Are Your Options Qualified?

Thu. September 14, 2000 12:00 AM by Newstream

New York, NY - From dot coms to blue chip companies, stock options give employees the chance to purchase their company stock at a special price. For some employees, stock options are a big part of the compensation package.

There are two types of options - qualified and non-qualified. Non-qualified stock options are always taxed as ordinary income-as high as 36%. But qualified options, if managed properly, are taxed as long-term capital gains-only about 20%. But you must buy and sell the stock within a 2-year period.

"The main advantage of a qualified option is when you receive the grant of the option, and when you exercise it, there isn't a taxable event," said James Cotto of Merrill Lynch. "The taxable event occurs upon selling the stock and that is taxed as a capital gain. So the main advantage is if you hold your option for two-year period or exercise your option after one year and then sell the stock in a year, it is viewed as a long term capital gain."

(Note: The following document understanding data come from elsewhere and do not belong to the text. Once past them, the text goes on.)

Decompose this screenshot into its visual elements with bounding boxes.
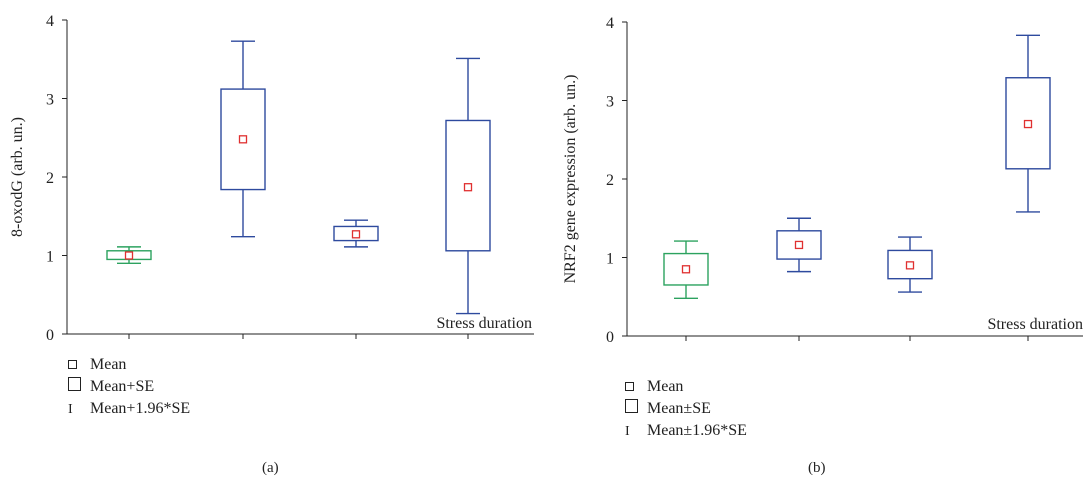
y-tick-label: 0: [46, 327, 54, 344]
y-tick-label: 2: [606, 172, 614, 189]
x-tick-label: Control: [105, 349, 154, 350]
legend-item-ci: I Mean±1.96*SE: [625, 420, 747, 442]
y-tick-label: 3: [606, 94, 614, 111]
whisker-icon: I: [68, 402, 73, 417]
x-tick-label: 11 days: [444, 349, 493, 350]
mean-marker: [905, 261, 915, 270]
y-tick-label: 4: [46, 13, 54, 30]
y-tick-label: 3: [46, 92, 54, 109]
mean-marker-icon: [68, 360, 77, 369]
x-axis-label: Stress duration: [436, 315, 532, 332]
y-axis-label: NRF2 gene expression (arb. un.): [562, 75, 579, 284]
panel-caption: (b): [808, 460, 826, 476]
legend-item-mean: Mean: [68, 354, 190, 376]
y-tick-label: 1: [46, 249, 54, 266]
panel-caption: (a): [262, 460, 279, 476]
mean-marker: [794, 240, 804, 250]
panel-b: 01234Control2 hours2 days11 daysNRF2 gen…: [545, 0, 1085, 491]
legend-label: Mean±SE: [647, 400, 711, 417]
mean-marker: [463, 183, 473, 192]
legend-label: Mean: [647, 378, 684, 395]
y-tick-label: 1: [606, 251, 614, 268]
mean-marker: [124, 251, 134, 260]
mean-marker: [351, 230, 361, 239]
box-icon: [68, 377, 81, 391]
box-se: [333, 225, 379, 242]
panel-a: 0 1 2 3 4 Control 2 hours 2 days 11 days 8-oxodG …: [0, 0, 540, 491]
y-tick-label: 2: [46, 170, 54, 187]
mean-marker: [238, 135, 248, 144]
x-tick-label: 2 days: [335, 349, 376, 350]
legend-label: Mean+SE: [90, 378, 155, 395]
mean-marker: [1023, 119, 1033, 129]
y-tick-label: 4: [606, 15, 614, 32]
chart-b: 01234Control2 hours2 days11 daysNRF2 gen…: [562, 15, 1083, 368]
x-axis-label: Stress duration: [987, 316, 1083, 333]
legend-label: Mean+1.96*SE: [90, 400, 191, 417]
box-se: [1005, 77, 1051, 170]
mean-marker: [681, 265, 691, 274]
box-icon: [625, 399, 638, 413]
whisker-icon: I: [625, 424, 630, 439]
box-se: [776, 230, 822, 260]
box-se: [220, 88, 266, 191]
y-axis-label: 8-oxodG (arb. un.): [9, 117, 26, 237]
mean-marker-icon: [625, 382, 634, 391]
x-tick-label: 2 hours: [219, 349, 267, 350]
legend-item-mean: Mean: [625, 376, 747, 398]
legend-item-se: Mean±SE: [625, 398, 747, 420]
legend-item-ci: I Mean+1.96*SE: [68, 398, 190, 420]
legend-item-se: Mean+SE: [68, 376, 190, 398]
legend-label: Mean: [90, 356, 127, 373]
chart-a: 0 1 2 3 4 Control 2 hours 2 days 11 days 8-oxodG …: [9, 13, 534, 366]
legend-b: Mean Mean±SE I Mean±1.96*SE: [625, 376, 747, 442]
box-se: [887, 249, 933, 280]
legend-a: Mean Mean+SE I Mean+1.96*SE: [68, 354, 190, 420]
box-se: [445, 119, 491, 252]
box-se: [663, 252, 709, 286]
y-tick-label: 0: [606, 329, 614, 346]
legend-label: Mean±1.96*SE: [647, 422, 747, 439]
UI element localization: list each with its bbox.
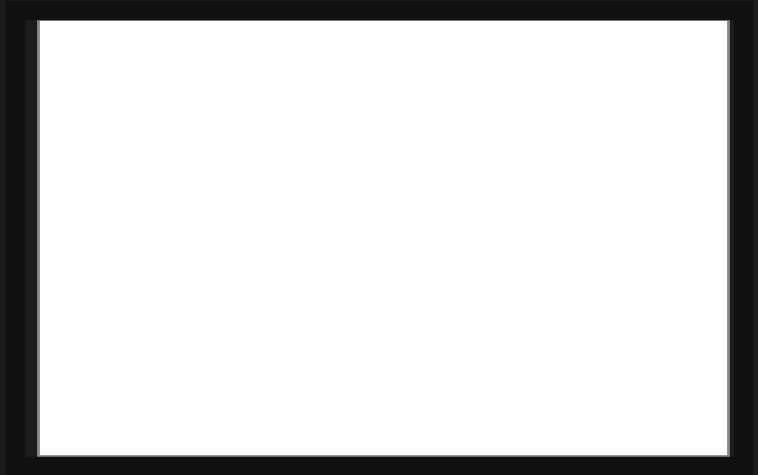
Bar bbox=[566, 148, 639, 428]
Text: * p=0.05: * p=0.05 bbox=[329, 40, 410, 58]
Bar bbox=[493, 148, 566, 428]
Bar bbox=[202, 168, 275, 428]
Y-axis label: Protein expression(relative density values): Protein expression(relative density valu… bbox=[60, 80, 74, 376]
Bar bbox=[275, 294, 348, 428]
Legend: IL6, COX-2: IL6, COX-2 bbox=[622, 36, 717, 84]
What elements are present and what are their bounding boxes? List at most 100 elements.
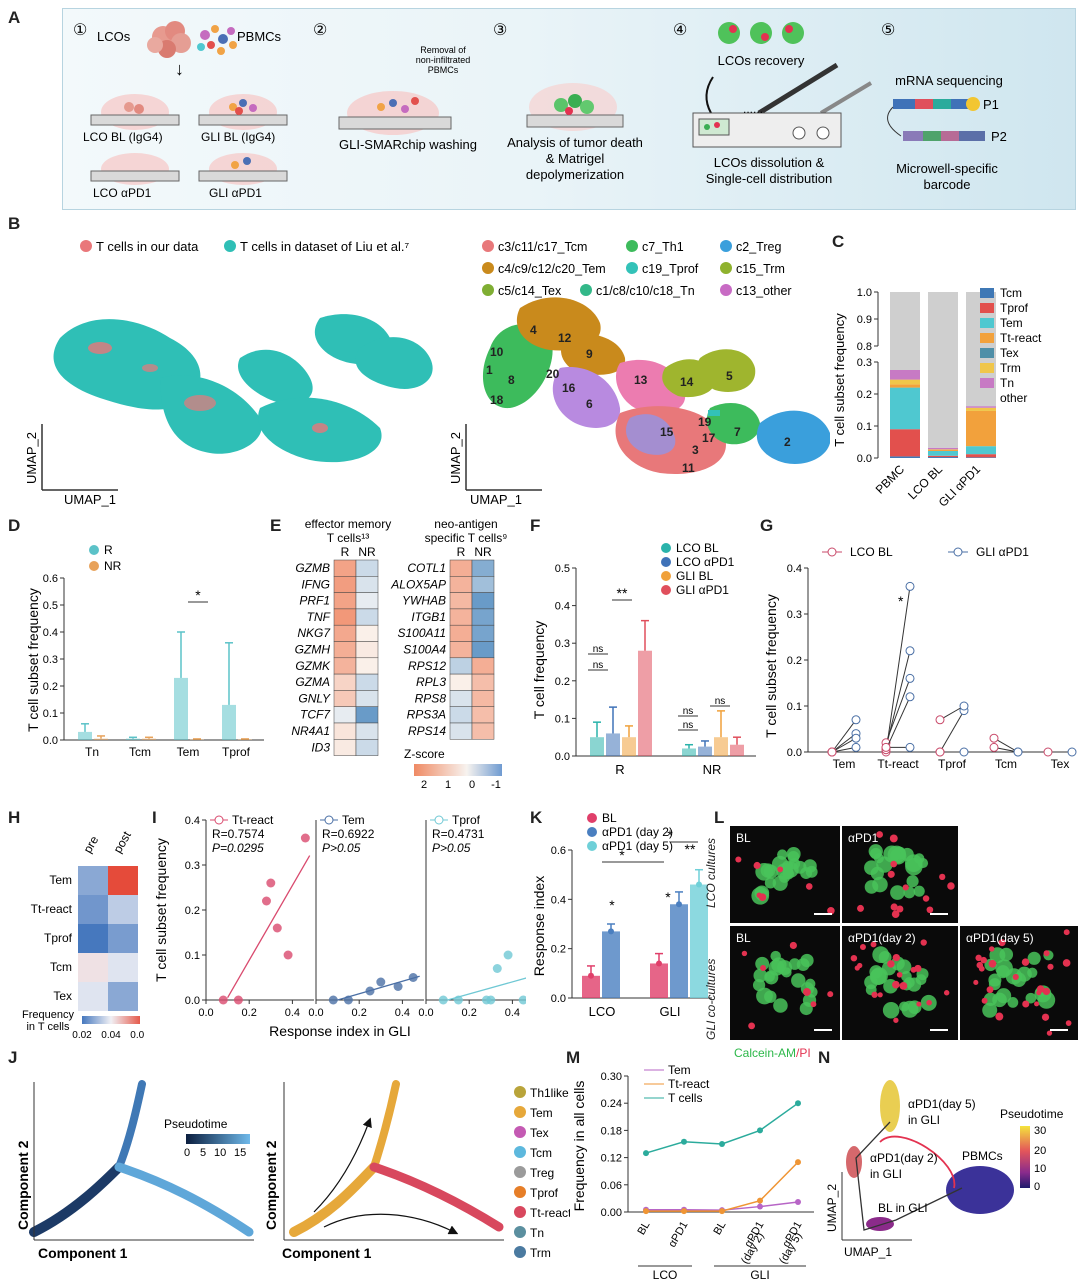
legend-title: Frequency: [22, 1009, 74, 1021]
dead-cell: [805, 883, 813, 890]
panel-label-k: K: [530, 808, 543, 827]
dead-cell: [890, 860, 898, 868]
legend-marker: [514, 1186, 526, 1198]
x-tick-label: Tcm: [995, 757, 1017, 771]
heatmap-col-label: NR: [358, 545, 376, 559]
live-cell: [898, 1001, 910, 1012]
bar-segment: [890, 456, 920, 458]
heatmap-row-label: TCF7: [300, 708, 331, 722]
cluster-label: 16: [562, 381, 576, 395]
bar-segment: [890, 384, 920, 388]
dead-cell: [975, 954, 982, 962]
chart-i: 0.0 0.1 0.2 0.3 0.4 T cell subset frequency 0.…: [153, 813, 526, 1039]
legend-marker: [514, 1146, 526, 1158]
legend-marker: [514, 1206, 526, 1218]
heatmap-row-label: IFNG: [301, 577, 330, 591]
x-tick-label: Tprof: [938, 757, 967, 771]
zscore-tick: 2: [421, 779, 427, 791]
panel-label-h: H: [8, 808, 21, 827]
legend-marker: [514, 1126, 526, 1138]
cluster-label: 3: [692, 443, 699, 457]
row-label-gli-cocultures: GLI co-cultures: [704, 958, 718, 1040]
dead-cell: [857, 962, 863, 969]
live-cell: [753, 968, 768, 983]
bar: [126, 738, 140, 740]
chart-d: 0.0 0.1 0.2 0.3 0.4 0.5 0.6T cell subset frequ…: [25, 543, 264, 759]
y-tick-label: 0.4: [555, 601, 570, 613]
bar: [638, 650, 652, 756]
y-tick-label: 0.2: [787, 655, 802, 667]
heatmap-cell: [333, 722, 357, 740]
heatmap-cell: [333, 690, 357, 707]
cluster-label: 20: [546, 367, 560, 381]
cluster-label: 4: [530, 323, 537, 337]
y-axis-label: T cell subset frequency: [153, 838, 169, 982]
x-tick-label: 0.0: [198, 1007, 213, 1019]
y-axis-label: Frequency in all cells: [571, 1081, 587, 1212]
regression-line: [337, 975, 420, 1001]
legend-label: GLI αPD1: [976, 545, 1029, 559]
dead-cell: [896, 971, 903, 978]
x-tick-label: Tem: [177, 745, 200, 759]
n-label-day2-sub: in GLI: [870, 1167, 902, 1181]
legend-swatch: [980, 303, 994, 313]
data-point: [757, 1197, 763, 1204]
legend-marker: [89, 545, 99, 555]
data-point: [453, 995, 463, 1005]
sig-marker: *: [195, 587, 201, 603]
heatmap-row-label: RPS14: [408, 724, 446, 738]
heatmap-cell: [333, 559, 357, 577]
umap-n-plot: [846, 1080, 1014, 1231]
live-cell: [791, 973, 806, 988]
legend-marker: [587, 841, 597, 851]
gli-bl-label: GLI BL (IgG4): [201, 130, 275, 144]
sig-marker: *: [619, 847, 625, 863]
dead-cell: [893, 1017, 899, 1023]
dead-cell: [939, 873, 946, 881]
heatmap-cell: [471, 592, 495, 610]
sig-marker: ns: [715, 696, 726, 707]
point-gli-apd1: [905, 646, 915, 656]
data-point: [795, 1159, 801, 1166]
pseudotime-title: Pseudotime: [164, 1117, 228, 1131]
legend-label: αPD1 (day 5): [602, 839, 673, 853]
panel-j-trajectory: Pseudotime 0 5 10 15 Component 1 Compone…: [15, 1080, 570, 1261]
live-cell: [870, 847, 882, 860]
chart-h: pre post Tem Tt-react Tprof Tcm Tex Frequencyin…: [22, 830, 144, 1040]
heatmap-row-label: Tem: [49, 873, 72, 887]
heatmap-cell: [78, 953, 108, 982]
data-point: [376, 977, 386, 987]
live-cell: [982, 1002, 998, 1018]
stain-pi: /PI: [796, 1046, 811, 1060]
recovered-lcos-icon: [718, 22, 804, 44]
bar: [190, 739, 204, 740]
zscore-colorbar: [414, 764, 502, 776]
pair-line: [831, 737, 857, 753]
heatmap-row-label: GZMB: [295, 561, 330, 575]
umap-right-ylabel: UMAP_2: [448, 432, 463, 484]
sig-marker: ns: [593, 644, 604, 655]
live-cell: [989, 947, 1006, 964]
bar-segment: [890, 379, 920, 385]
umap-left-xlabel: UMAP_1: [64, 492, 116, 507]
heatmap-cell: [108, 924, 138, 953]
legend-label: other: [1000, 391, 1027, 405]
cluster-label: 6: [586, 397, 593, 411]
pair-line: [831, 719, 857, 753]
y-tick-label: 0.5: [43, 600, 58, 612]
data-point: [757, 1203, 763, 1210]
cluster-label: 13: [634, 373, 648, 387]
dead-cell: [789, 941, 797, 950]
bar: [730, 744, 744, 756]
dead-cell: [998, 939, 1006, 947]
n-label-pbmcs: PBMCs: [962, 1149, 1003, 1163]
data-point: [681, 1208, 687, 1215]
micro-label-bl: BL: [736, 831, 751, 845]
dead-cell: [902, 884, 909, 891]
live-cell: [800, 953, 814, 968]
micro-image-gli-bl: [730, 926, 840, 1040]
heatmap-row-label: ID3: [311, 740, 330, 754]
live-cell: [1007, 997, 1019, 1008]
y-tick-label: 0.0: [857, 453, 872, 465]
group-label: GLI: [750, 1268, 769, 1282]
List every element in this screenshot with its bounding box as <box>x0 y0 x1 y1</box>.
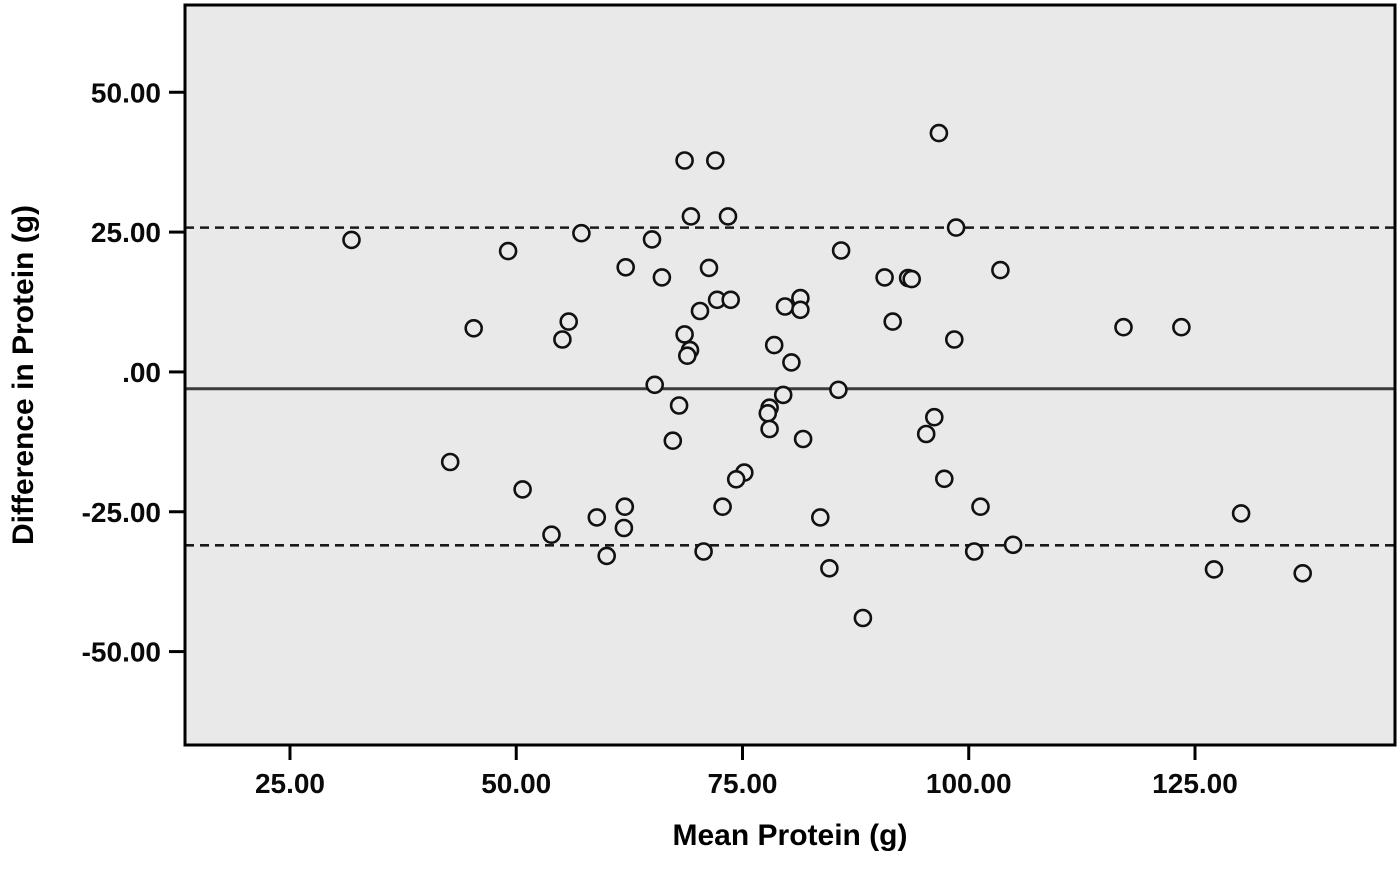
x-axis-title: Mean Protein (g) <box>672 819 907 852</box>
data-point-marker <box>853 608 873 628</box>
data-point-marker <box>1003 535 1023 555</box>
data-point-marker <box>690 301 710 321</box>
data-point-marker <box>964 542 984 561</box>
data-point-marker <box>652 268 672 287</box>
data-point-marker <box>597 546 617 566</box>
data-point-marker <box>793 429 813 449</box>
data-point-marker <box>675 151 694 170</box>
data-point-marker <box>440 452 460 472</box>
y-tick-label: -50.00 <box>82 637 161 668</box>
y-tick-label: 25.00 <box>91 217 161 248</box>
data-point-marker <box>760 419 779 439</box>
data-point-marker <box>829 380 848 400</box>
data-point-marker <box>513 480 532 499</box>
data-point-marker <box>615 497 635 517</box>
data-point-marker <box>773 385 793 405</box>
data-point-marker <box>758 403 778 423</box>
data-point-marker <box>875 268 894 287</box>
data-point-marker <box>883 312 903 331</box>
ticks-layer: 25.00 50.00 75.00 100.00 125.00 50.00 25.00 .00… <box>82 77 1238 799</box>
data-point-marker <box>587 508 607 527</box>
data-point-marker <box>820 558 839 578</box>
data-point-marker <box>718 207 738 226</box>
data-point-marker <box>645 375 665 395</box>
y-tick-label: -25.00 <box>82 497 161 528</box>
data-point-marker <box>542 525 561 545</box>
data-point-marker <box>681 207 701 226</box>
data-point-marker <box>924 407 944 427</box>
data-point-marker <box>929 123 949 143</box>
data-point-marker <box>791 300 810 320</box>
x-tick-label: 50.00 <box>481 768 551 799</box>
data-point-marker <box>699 258 719 278</box>
data-point-marker <box>694 542 713 561</box>
data-point-marker <box>1114 317 1133 337</box>
data-point-marker <box>916 424 936 444</box>
data-point-marker <box>810 508 830 527</box>
data-point-marker <box>572 223 591 243</box>
x-tick-label: 100.00 <box>926 768 1012 799</box>
x-tick-label: 25.00 <box>255 768 325 799</box>
data-point-marker <box>902 269 922 289</box>
data-point-marker <box>464 318 484 338</box>
data-point-marker <box>944 330 964 349</box>
data-point-marker <box>677 346 697 366</box>
plot-border <box>183 3 1397 747</box>
data-point-marker <box>1293 563 1312 583</box>
data-point-marker <box>616 257 636 277</box>
data-point-marker <box>934 469 954 489</box>
data-point-marker <box>1231 504 1251 523</box>
data-point-marker <box>782 353 801 372</box>
data-point-marker <box>1172 317 1191 337</box>
data-point-marker <box>559 312 579 331</box>
data-point-marker <box>553 330 572 349</box>
data-point-marker <box>705 151 725 170</box>
data-point-marker <box>946 218 966 237</box>
data-points-layer <box>342 123 1312 628</box>
data-point-marker <box>726 469 746 489</box>
data-point-marker <box>775 297 795 316</box>
data-point-marker <box>669 396 689 415</box>
data-point-marker <box>675 325 694 344</box>
y-tick-label: .00 <box>122 357 161 388</box>
data-point-marker <box>642 230 662 249</box>
data-point-marker <box>721 290 741 310</box>
data-point-marker <box>498 241 518 261</box>
data-point-marker <box>713 497 732 517</box>
data-point-marker <box>831 241 851 260</box>
data-point-marker <box>764 335 784 355</box>
data-point-marker <box>971 497 990 517</box>
data-point-marker <box>663 431 683 451</box>
y-axis-title: Difference in Protein (g) <box>7 205 40 545</box>
data-point-marker <box>1204 560 1224 579</box>
x-tick-label: 125.00 <box>1152 768 1238 799</box>
data-point-marker <box>991 260 1010 280</box>
y-tick-label: 50.00 <box>91 77 161 108</box>
x-tick-label: 75.00 <box>707 768 777 799</box>
data-point-marker <box>614 518 634 538</box>
plot-background <box>185 5 1395 745</box>
data-point-marker <box>342 230 361 250</box>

The difference between the types of options-qualified and nonqualified is how each is issued.

"Non-qualified options are not issued under the internal revenue service code," Cotto said. "So, when they are exercised they come out in a taxable event automatically, in the year in which you exercise them, and they are taxed as ordinary income."

But if you're a new employee-looking to construct a compensation package, it may be a good idea to ask if the company offers qualified stock options. The potential tax advantage could be well worth it in the long run.